Frank LeTanc posted a comment on Saturday 10th December 2005 11:49pm for Painful Recovering

i do love this story, and I'm reading it again for my own personal I get that added thrill of you using my humble summary as the official summary, that's so dope! anyhow, I dont know how you've done it, but you have made fudge almost likeable in this story. I mean yeah he's a bastard, and everyone knows it but he's been absolutley hysterical so far especially when he interacts with bumbledork and weatherbee of course.

harry85 posted a comment on Tuesday 29th November 2005 9:07pm for Painful Recovering

Wonderful story, really! I love every chapter, even if they are quite long...but hey, somehow I manage to get through them.

By the way, I've written a story similar to yours, not knowing about this one at the time. It's posted on, my author name is Harry85, if you would like to have a look at it it is called "The Heirs of Darkness" and you would make me happy reviewing it! Thanx!!

Christina C. Keimig posted a comment on Wednesday 23rd November 2005 1:36pm for Painful Recovering

I love some of your details, guys. You have me cracking up almost enough to wake my little boy, who'd really be hacked off at this hour.

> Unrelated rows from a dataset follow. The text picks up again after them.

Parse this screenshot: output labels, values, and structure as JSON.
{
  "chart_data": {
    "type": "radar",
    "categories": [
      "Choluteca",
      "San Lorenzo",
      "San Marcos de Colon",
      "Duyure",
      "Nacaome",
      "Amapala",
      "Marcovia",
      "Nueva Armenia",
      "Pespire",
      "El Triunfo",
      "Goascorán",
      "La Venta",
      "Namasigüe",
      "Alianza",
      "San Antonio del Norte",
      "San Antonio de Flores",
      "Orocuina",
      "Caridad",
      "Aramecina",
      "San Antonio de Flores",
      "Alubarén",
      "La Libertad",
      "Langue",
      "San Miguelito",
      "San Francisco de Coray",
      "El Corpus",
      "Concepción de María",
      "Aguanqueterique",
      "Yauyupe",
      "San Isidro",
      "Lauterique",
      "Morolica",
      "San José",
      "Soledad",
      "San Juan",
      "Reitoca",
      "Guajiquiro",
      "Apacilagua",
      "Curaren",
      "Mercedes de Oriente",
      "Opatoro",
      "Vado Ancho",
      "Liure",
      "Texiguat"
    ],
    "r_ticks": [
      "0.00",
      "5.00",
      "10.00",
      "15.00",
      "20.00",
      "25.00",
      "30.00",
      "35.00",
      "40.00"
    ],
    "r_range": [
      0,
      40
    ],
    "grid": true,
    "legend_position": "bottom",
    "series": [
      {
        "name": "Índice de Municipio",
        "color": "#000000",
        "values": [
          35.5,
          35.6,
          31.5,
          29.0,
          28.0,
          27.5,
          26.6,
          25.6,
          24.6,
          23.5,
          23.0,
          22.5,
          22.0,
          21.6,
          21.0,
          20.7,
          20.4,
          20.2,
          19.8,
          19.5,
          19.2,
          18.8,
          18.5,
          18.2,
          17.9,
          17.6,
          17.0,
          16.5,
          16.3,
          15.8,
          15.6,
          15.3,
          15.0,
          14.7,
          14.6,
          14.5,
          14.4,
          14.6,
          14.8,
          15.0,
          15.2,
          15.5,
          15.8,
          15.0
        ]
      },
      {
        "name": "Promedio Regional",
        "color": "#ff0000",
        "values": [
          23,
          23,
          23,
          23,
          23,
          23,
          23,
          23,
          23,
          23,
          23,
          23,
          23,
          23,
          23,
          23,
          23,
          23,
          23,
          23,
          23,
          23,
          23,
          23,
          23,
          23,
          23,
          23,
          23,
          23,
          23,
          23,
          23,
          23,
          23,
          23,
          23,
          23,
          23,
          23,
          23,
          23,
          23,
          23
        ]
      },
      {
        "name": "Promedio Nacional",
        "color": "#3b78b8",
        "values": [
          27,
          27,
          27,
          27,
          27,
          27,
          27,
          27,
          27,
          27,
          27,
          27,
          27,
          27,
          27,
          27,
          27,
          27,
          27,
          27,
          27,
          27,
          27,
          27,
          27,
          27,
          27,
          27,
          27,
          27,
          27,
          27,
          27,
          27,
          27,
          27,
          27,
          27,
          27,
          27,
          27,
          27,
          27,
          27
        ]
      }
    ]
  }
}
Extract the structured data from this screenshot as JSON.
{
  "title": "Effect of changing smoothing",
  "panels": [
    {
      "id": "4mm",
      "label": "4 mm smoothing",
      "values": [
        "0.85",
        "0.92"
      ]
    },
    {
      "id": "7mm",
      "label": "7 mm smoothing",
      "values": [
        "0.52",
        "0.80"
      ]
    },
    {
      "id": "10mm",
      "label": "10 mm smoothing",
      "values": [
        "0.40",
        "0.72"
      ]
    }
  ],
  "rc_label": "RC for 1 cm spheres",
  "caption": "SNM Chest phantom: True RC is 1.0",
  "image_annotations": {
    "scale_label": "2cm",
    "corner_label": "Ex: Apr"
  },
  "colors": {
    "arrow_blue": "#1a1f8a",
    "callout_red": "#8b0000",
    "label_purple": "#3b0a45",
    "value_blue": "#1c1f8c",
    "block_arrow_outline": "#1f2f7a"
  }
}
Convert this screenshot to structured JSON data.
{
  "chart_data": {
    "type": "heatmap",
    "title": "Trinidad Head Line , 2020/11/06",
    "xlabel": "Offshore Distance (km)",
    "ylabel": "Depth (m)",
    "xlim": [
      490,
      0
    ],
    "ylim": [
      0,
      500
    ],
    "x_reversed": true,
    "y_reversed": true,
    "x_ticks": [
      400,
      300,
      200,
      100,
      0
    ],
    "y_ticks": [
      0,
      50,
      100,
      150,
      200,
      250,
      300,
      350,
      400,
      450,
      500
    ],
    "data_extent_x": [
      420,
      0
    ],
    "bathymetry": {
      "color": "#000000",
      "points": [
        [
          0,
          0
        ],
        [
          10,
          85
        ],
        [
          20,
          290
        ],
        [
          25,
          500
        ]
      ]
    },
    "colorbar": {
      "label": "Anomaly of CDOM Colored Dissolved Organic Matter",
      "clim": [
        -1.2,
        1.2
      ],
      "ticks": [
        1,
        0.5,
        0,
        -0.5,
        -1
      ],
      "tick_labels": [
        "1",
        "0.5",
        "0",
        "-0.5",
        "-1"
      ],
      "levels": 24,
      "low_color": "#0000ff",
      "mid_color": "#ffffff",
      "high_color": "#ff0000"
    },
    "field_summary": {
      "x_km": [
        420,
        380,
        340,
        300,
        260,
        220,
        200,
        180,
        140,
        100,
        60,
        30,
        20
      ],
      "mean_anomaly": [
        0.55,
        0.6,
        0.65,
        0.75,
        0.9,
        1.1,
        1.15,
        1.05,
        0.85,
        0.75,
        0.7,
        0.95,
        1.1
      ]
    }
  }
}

As much as you say you hate Draco, he's so likeable in this fic that it brought tears to my eyes when he threw himself at his recovering mommy. Maybe because I'm a mom myself? Or maybe just because you guys are fantastic writers...

FairyQilan1 posted a comment on Wednesday 23rd November 2005 9:33am for Painful Recovering

He could have used magic to isolate the poison, then bleed it out. rehabilitation would come later. Also, " diabolical music"?! WTF is that?

MattD posted a comment on Tuesday 15th November 2005 2:48am for Painful Recovering

I like how you write this story almost like a movie, with the scenes shifting (sometimes rapidly) and the succinct imagery, which almost feels like a camera following the actors. I love this story!

Natasja posted a comment on Friday 21st October 2005 1:12am for Painful Recovering


I love how this story is going. Please keep up the exellent work.
Have you ever considered professional writing?

By the way, thank you for putting in the 'Pet Peeves' part. You have managed to put into words what I have been dying to say but never found a way of expressing.
I really am not in a position to comment about the one concerning chapter titles, though.
On all but one of my multi-chapter stories (I'm more into poetry and companion groups of one-shots) I've managed to label about half of the chapters then been absolutly unable to think of anything that would fit! Really, sometimes I think that inventing and writing chapter titles is harder than the story itself!

Peace be with you,

dogbertcarroll posted a comment on Wednesday 5th October 2005 7:23pm for Painful Recovering

You owe me a mouse.

Clayton Rickey posted a comment on Friday 23rd September 2005 4:54am for Painful Recovering

It has been pretty good so far, but you got one thing wrong that I can think of. In Painful Recovering , you said that the last time Harry visited his vault was the summer before his second year. Actually, the last time he visited his vault was the summer before his third year, after he ran away from the Dursleys.